As suppliers see that even small mistakes will cause their invoice to be rejected or a delay in payment, they will become more accurate in their invoice.
But, there’s even more benefit. Invoices are a wonderful tool for spend forecasting, especially invoices that aren’t connected to purchase orders and invoices that have POs that aren’t associated with a contract.
If the invoices are associated with POs and those POs are associated with a contract, then the POs are issued according to the defined schedule within the contract. In this situation, it’s impossible to predict them beyond the contract.
In other situations, however, it’s easy to predict them. Consider a situation where there is a sequence of POs without a contract, where buyers are making spot purchases for the same product or service and the amount is increasing month over month. Applying trend analysis and making comparisons to similar categories allows the business to predict future volume and spend. With this information, they can seek opportunities for cost savings and cost avoidance before spend in those areas becomes difficult to manage.
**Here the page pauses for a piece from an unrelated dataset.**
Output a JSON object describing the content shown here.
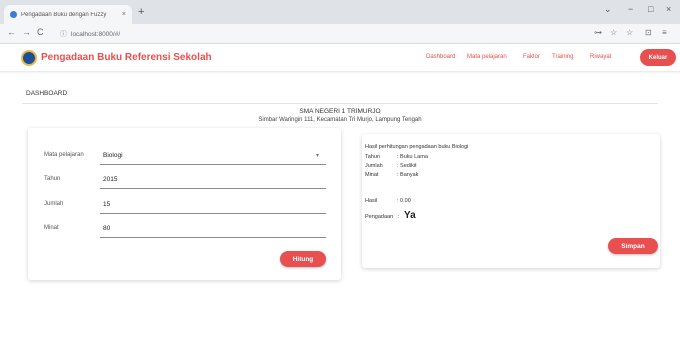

If your company has a lot of invoices without POs, this can be an indicator of emerging spend areas. If your company continues to see spend across suppliers for a new service, it may indicate a change coming the future as the business transitions to new product lines that have to be supported by new services. If the company sees new products, it may indicate changes in back-office equipment or production line technology that will soon be standardised. This allows the procurement department to get involved earlier, even before the other departments realise they need procurement support.
Beyond all of that, it’s possible to identify commonalities across products and services, along with supplier selection, categories, and even geographical locations. Are there certain employees who are trying to discretely add new suppliers to the supply chain? Are these categories emerging, or do you need to work on defining them better?
While at first glance invoice analysis seems to be just about going through line items to find overpayment mistakes, the reality is it offers much more information. All businesses are about the balance sheet – and invoices provide a consistent early indicator of changes in that area. Using them to your advantage may just be what your organisation needs to maintain a competitive edge.